Oggettivamente, però, non riesco a capire l’utilità di queste iconcine, visto che i risultati cambieranno solo se rifaccio la stessa ricerca, e in questo caso non è che abbia tutto quell’interesse a vedere quali risultati avevo preferito: facevo più in fretta a salvarmeli tra i preferiti. Né può servirmi a vedere se la pagina su di me sta perdendo posizioni: anzi in quel caso devo stare assolutamente attento a non modificare i risultati, perché voglio sapere cosa vedono gli altri, non io!
L’unica cosa che forse potrebbe servire è l’aggiunta di un commento, visto che i commenti sono invece visibili da tutti. Ma anche qua mi rimangono dei dubbi. La cosa potrebbe essere più utile se uno potesse definire un insieme di “amici” (e magari uno di “guru”) di cui si fida, e far sì che le ricerche siano raffinate usando i voti dati da tutti gli amici. Non so però quanto la cosa sia facilmente scalabile.

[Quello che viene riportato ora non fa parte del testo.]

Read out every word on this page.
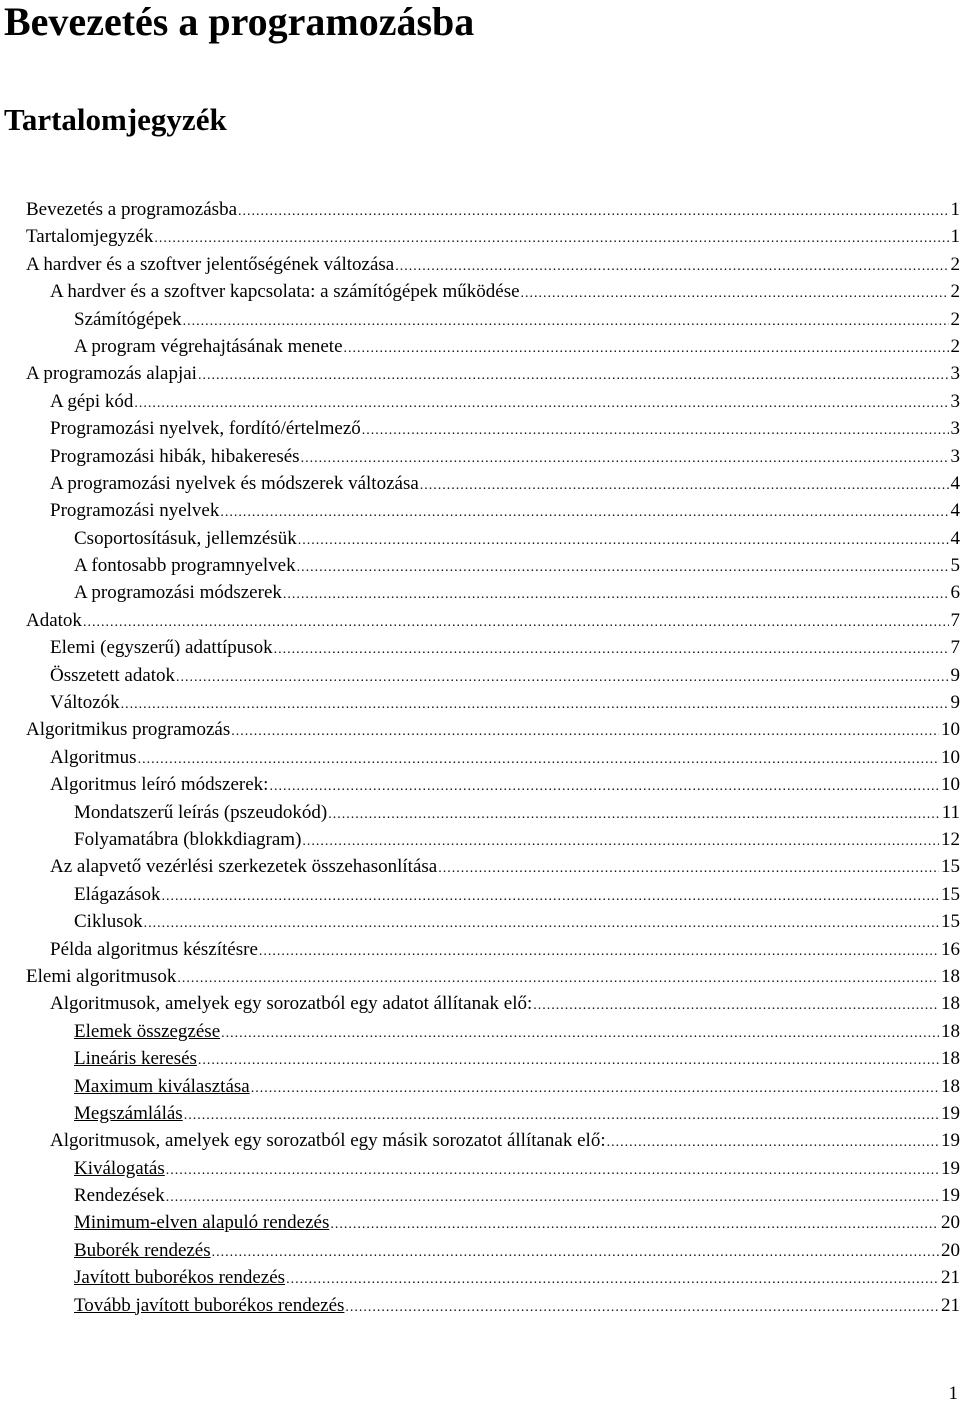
Bevezetés a programozásba
Tartalomjegyzék
Bevezetés a programozásba .....	1
Tartalomjegyzék .....	1
A hardver és a szoftver jelentőségének változása .....	2
A hardver és a szoftver kapcsolata: a számítógépek működése .....	2
Számítógépek .....	2
A program végrehajtásának menete .....	2
A programozás alapjai .....	3
A gépi kód .....	3
Programozási nyelvek, fordító/értelmező .....	3
Programozási hibák, hibakeresés .....	3
A programozási nyelvek és módszerek változása .....	4
Programozási nyelvek .....	4
Csoportosításuk, jellemzésük .....	4
A fontosabb programnyelvek .....	5
A programozási módszerek .....	6
Adatok .....	7
Elemi (egyszerű) adattípusok .....	7
Összetett adatok .....	9
Változók .....	9
Algoritmikus programozás .....	10
Algoritmus .....	10
Algoritmus leíró módszerek: .....	10
Mondatszerű leírás (pszeudokód) .....	11
Folyamatábra (blokkdiagram) .....	12
Az alapvető vezérlési szerkezetek összehasonlítása .....	15
Elágazások .....	15
Ciklusok .....	15
Példa algoritmus készítésre .....	16
Elemi algoritmusok .....	18
Algoritmusok, amelyek egy sorozatból egy adatot állítanak elő: .....	18
Elemek összegzése .....	18
Lineáris keresés .....	18
Maximum kiválasztása .....	18
Megszámlálás .....	19
Algoritmusok, amelyek egy sorozatból egy másik sorozatot állítanak elő: .....	19
Kiválogatás .....	19
Rendezések .....	19
Minimum-elven alapuló rendezés .....	20
Buborék rendezés .....	20
Javított buborékos rendezés .....	21
Tovább javított buborékos rendezés .....	21
1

_Il curioso dei numeri_ (libro)
(se vuoi una mia recensione più seria di questo libro, va’ su Galileo!) Un Vero Matematico non deve necessariamente usare i numeri irrazionali, immaginali o surreali (anche se sono divertenti, una volta che uno riesce a capire come si formano). Kronecker asserì che “i numeri interi provengono da Dio, tutto il resto è opera dell’uomo”: ma anche solo con i numeri da uno a nove c’è già materiale assolutamente a sufficienza, come Andrew Hodges mostra in questo libro (Andrew Hodges, Il curioso dei libri [One to Nine], Mondadori 2008 [2007], pag. 292, € 18.50, ISBN 9788804581499, trad. Tullio Cannillo) che in originale ha appunto il titolo molto più icastico “One to Nine”. Ispirandosi a una tradizione che parte da G.H.Hardy che tuonò contro il “marxista pratico” Lancelot Hogben che scriveva dell’utilità della matematica per giungere a Constance Reid e il suo “Da zero a infinito”, Hodges – noto per la sua biografia di Alan Turing – racconta un po’ di matematica ma non solo in nove capitoli, ciascuno dedicato ad alcuni aspetti. Il filo conduttore, oltre ai numeri stessi, è dato dal… sudoku, che evidentemente Hodges apprezza molto: nel libro ci sono escursioni nella fisica antica e moderna, ma anche una tirata contro il modo in cui si insegna la matematica nelle scuole inglesi (la sua proposta è “farne magari di meno, ma scegliere cose utili”). Una lettura piacevole, anche per lo stile di scrittura caustico ma leggero ben reso nella traduzione; solo in qualche caso verso metà del libro l’autore forse esagera con le formule matematiche, che potrebbero rimanere indigeste al lettore casuale.